O proprietário da Companhia Takemura de Colonização, Sr. Yo'uemon Takemura, decidiu se afastar do negócio de imigração após a interrupção da imigração brasileira. O Sr. Takemura transferiu todos os direitos e obrigações da Companhia ao Sr. Ryo Mizuno.
O Sr. Ryo Mizuno usou isso [a transferência dos direitos] como base e fundou separadamente a Companhia de Colonização da América do Sul (Nanbei Shokumin Kabushiki Kaisha).
Consequentemente, após a interrupção da imigração, essas três companhias — a Companhia de Colonização da América do Sul, a Companhia de Imigração Oriental (Tōyō Imin Kaisha) e a Companhia Morioka de Imigração (Morioka Imin Gōshi Kaisha) — permaneceram em posição de espera.
Em março de 1916 (5º ano da Era Taishō), as três companhias acima mencionadas se uniram para organizar a Cooperativa de Emigração para o Brasil (Burajiru Imin Kaisha). No verão do mesmo ano, a cooperativa enviou o Sr. Tadao Kamiya ao Brasil para conduzir as negociações com as autoridades de São Paulo visando a retomada da introdução de imigrantes japonese。。

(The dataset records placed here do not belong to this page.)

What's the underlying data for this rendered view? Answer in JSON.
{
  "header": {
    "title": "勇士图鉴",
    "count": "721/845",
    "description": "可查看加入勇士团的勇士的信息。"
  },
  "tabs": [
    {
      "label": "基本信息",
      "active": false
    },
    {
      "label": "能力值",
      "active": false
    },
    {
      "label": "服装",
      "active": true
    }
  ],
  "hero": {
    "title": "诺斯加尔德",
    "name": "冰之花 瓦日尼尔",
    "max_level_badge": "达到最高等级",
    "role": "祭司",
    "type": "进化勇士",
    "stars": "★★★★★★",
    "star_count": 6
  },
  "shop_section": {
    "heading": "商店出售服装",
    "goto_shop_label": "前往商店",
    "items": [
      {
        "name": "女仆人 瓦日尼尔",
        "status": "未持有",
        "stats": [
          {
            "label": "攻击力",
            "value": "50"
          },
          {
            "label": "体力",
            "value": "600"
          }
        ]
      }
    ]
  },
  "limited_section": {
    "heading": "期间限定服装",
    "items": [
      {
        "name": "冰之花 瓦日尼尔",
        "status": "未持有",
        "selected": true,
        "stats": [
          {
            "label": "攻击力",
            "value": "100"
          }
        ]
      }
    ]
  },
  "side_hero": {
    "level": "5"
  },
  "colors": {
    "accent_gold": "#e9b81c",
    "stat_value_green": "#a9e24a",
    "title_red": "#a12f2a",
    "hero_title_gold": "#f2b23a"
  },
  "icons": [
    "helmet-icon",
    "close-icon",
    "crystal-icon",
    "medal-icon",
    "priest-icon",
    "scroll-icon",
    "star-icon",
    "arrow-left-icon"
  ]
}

O Governo do Estado de São Paulo estava com grandes dificuldades por não conseguir imigrantes da Europa devido à eclosão da Grande Guerra Europeia. O Sr. Kamiya, representante da cooperativa, percebeu essa situação e iniciou as negociações.

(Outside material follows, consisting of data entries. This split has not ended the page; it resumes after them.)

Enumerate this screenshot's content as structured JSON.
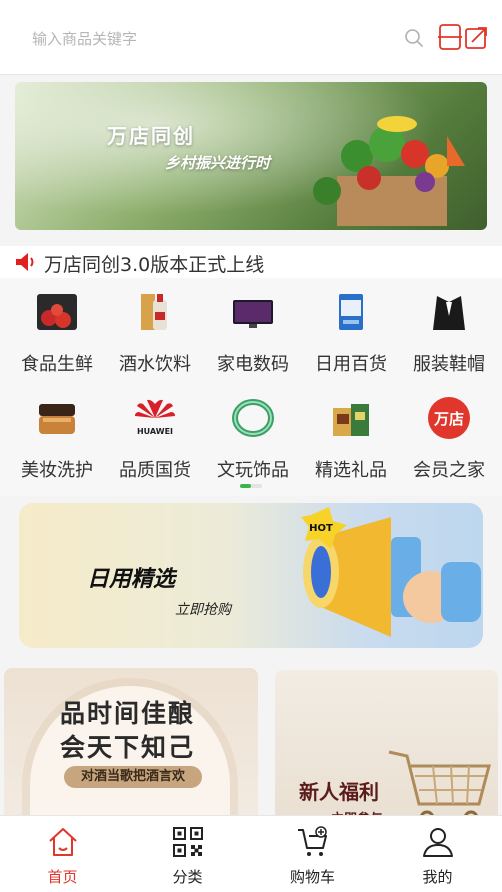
{
  "search": {
    "placeholder": "输入商品关键字",
    "icons": [
      "search-icon",
      "scan-icon"
    ]
  },
  "banner": {
    "title": "万店同创",
    "subtitle": "乡村振兴进行时",
    "slide_count": 2,
    "active_slide": 1
  },
  "notice": {
    "text": "万店同创3.0版本正式上线",
    "icon": "speaker-icon",
    "color": "#e02020"
  },
  "categories": [
    {
      "label": "食品生鲜",
      "icon": "apple-box-icon"
    },
    {
      "label": "酒水饮料",
      "icon": "liquor-bottle-icon"
    },
    {
      "label": "家电数码",
      "icon": "tv-icon"
    },
    {
      "label": "日用百货",
      "icon": "tissue-box-icon"
    },
    {
      "label": "服装鞋帽",
      "icon": "suit-icon"
    },
    {
      "label": "美妆洗护",
      "icon": "cosmetic-jar-icon"
    },
    {
      "label": "品质国货",
      "icon": "huawei-logo-icon",
      "logo_text": "HUAWEI"
    },
    {
      "label": "文玩饰品",
      "icon": "jade-bracelet-icon"
    },
    {
      "label": "精选礼品",
      "icon": "gift-box-icon"
    },
    {
      "label": "会员之家",
      "icon": "wandian-badge-icon",
      "badge_text": "万店"
    }
  ],
  "promo": {
    "title": "日用精选",
    "subtitle": "立即抢购",
    "badge": "HOT"
  },
  "cards": {
    "left": {
      "line1": "品时间佳酿",
      "line2": "会天下知己",
      "line3": "对酒当歌把酒言欢"
    },
    "right": {
      "title": "新人福利",
      "subtitle": "立即参与"
    }
  },
  "tabbar": [
    {
      "label": "首页",
      "icon": "home-icon",
      "active": true
    },
    {
      "label": "分类",
      "icon": "qr-code-icon",
      "active": false
    },
    {
      "label": "购物车",
      "icon": "cart-icon",
      "active": false
    },
    {
      "label": "我的",
      "icon": "user-icon",
      "active": false
    }
  ],
  "colors": {
    "accent": "#e0362b",
    "indicator": "#3bb54a"
  }
}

Naquela época, o Governo do Estado de São Paulo havia concedido à Antunes dos Santos & Cia. o privilégio de introduzir 10.000 imigrantes anualmente. Dizia-se que esses 10.000 imigrantes poderiam ser de qualquer nacionalidade.

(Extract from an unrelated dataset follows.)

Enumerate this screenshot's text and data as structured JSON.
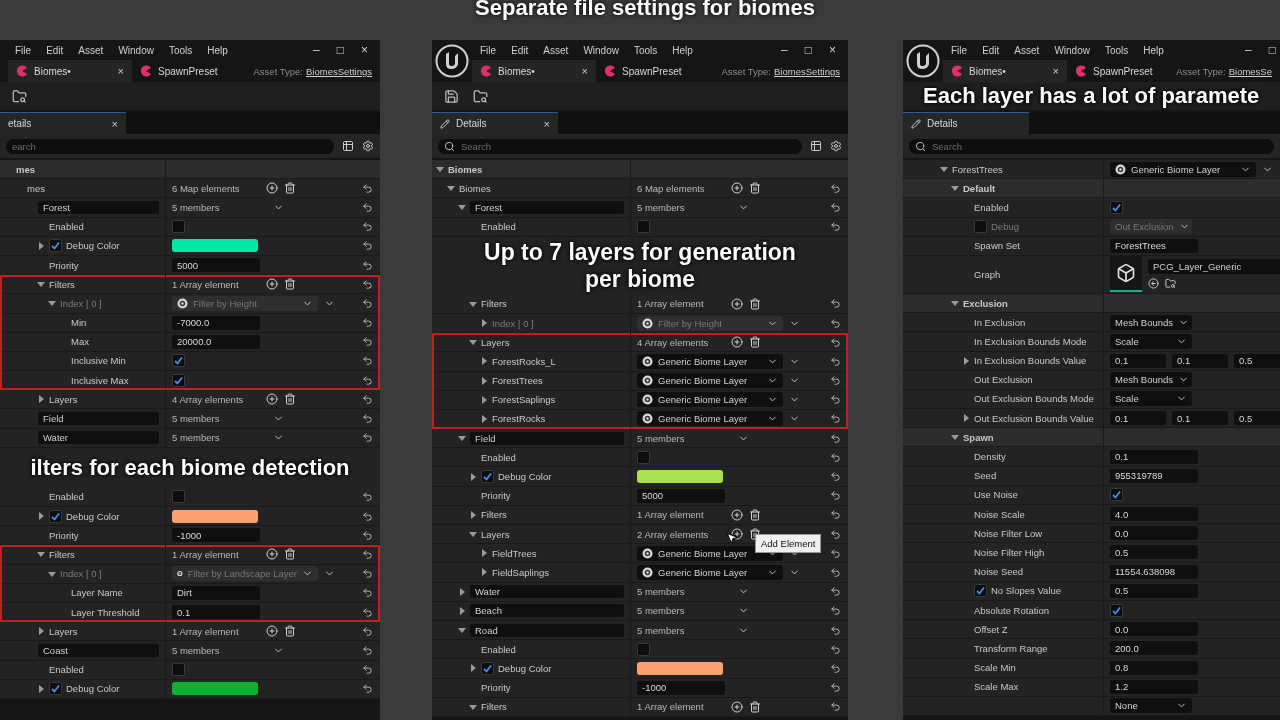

A Cooperativa de Emigração para o Brasil (Burajiru Imin Kumiai) naturalmente entrou em negociação com essa companhia e, em 14 de agosto do mesmo ano [1916], foi firmado um acordo para a introdução de imigrantes japoneses.
A imigração sob este novo acordo foi retomada em abril de 1917 (6º ano da Era Taishō), a partir do navio Wakasa Maru.
Em dezembro de 1917 (6º ano da Era Taishō), a Companhia Ultramarina de Colonização - KKKK) (Kaigai Kogyo Kabushiki Kaisha)foi fundada, e a Companhia de Imigração Oriental (Toyo Imin Kaisha)e a Companhia de Colonização da América do Sul ( Nambei Imin Kaisha ) se fundiram a ela. Por isso, o Sr. Kamiya também transferiu sua posição para a KKKK junto com as companhias, tornando-se um diretor. A Companhia Morioka ( Morioka Imin Kaisha ) de Imigração permaneceu por um tempo na Cooperativa de Emigração para o Brasil, mas também foi adquirida pela KKKK em novembro de 1920 (9º ano da Era Taishō). Daí em diante, as atividades de gestão da imigração brasileira passaram a ser de responsabilidade exclusiva da KKKK.
O Sr. Tadao Kamiya, que se destacou grandemente na introdução de imigrantes no início da imigração brasileira, nasceu em Tóquio em dezembro de 1880 (13º ano da Era Meiji). Após se formar na Escola de Direito Meiji, ingressou na Companhia de Imigração Oriental (Tōyō Imin Kaisha), onde progrediu para gerente. Posteriormente, atuou como diretor em várias companhias, incluindo a Companhia Ultramarina de Colonização (KKKK), Mineração de Carvão de Kyūshū (Kyūshū Sekitan Kōgyō), Seguradora de Imóveis e Incêndio de Tóquio (Tōkyō Dōsan Kasai Hoken), Comércio Takasago (Takasago Shōji), Seguradora de Incêndio Tōshin (Tōshin Kasai Hoken), Hidrelétrica do Rio Kawazu (Kawazugawa Suiryoku Denki) e várias companhias de agricultura e pecuária da Argentina. Também foi presidente da Atami Shokusan (Atami Shokusan) e auditor em entidades como o Hotel de Águas Termais Shimogamo (Shimogamo Onsen Hoteru), Eletricidade Tōyō (Tōyō Denki) e Óptica Musashino (Musashino Kōgaku).
Faleceu em 29 de junho de 1951 (26º ano da Era Showa).
O filho dele trabalha na Shimizu Corporation ( Shimizu Kensetsu e no Governo Metropolitano de Tóquio.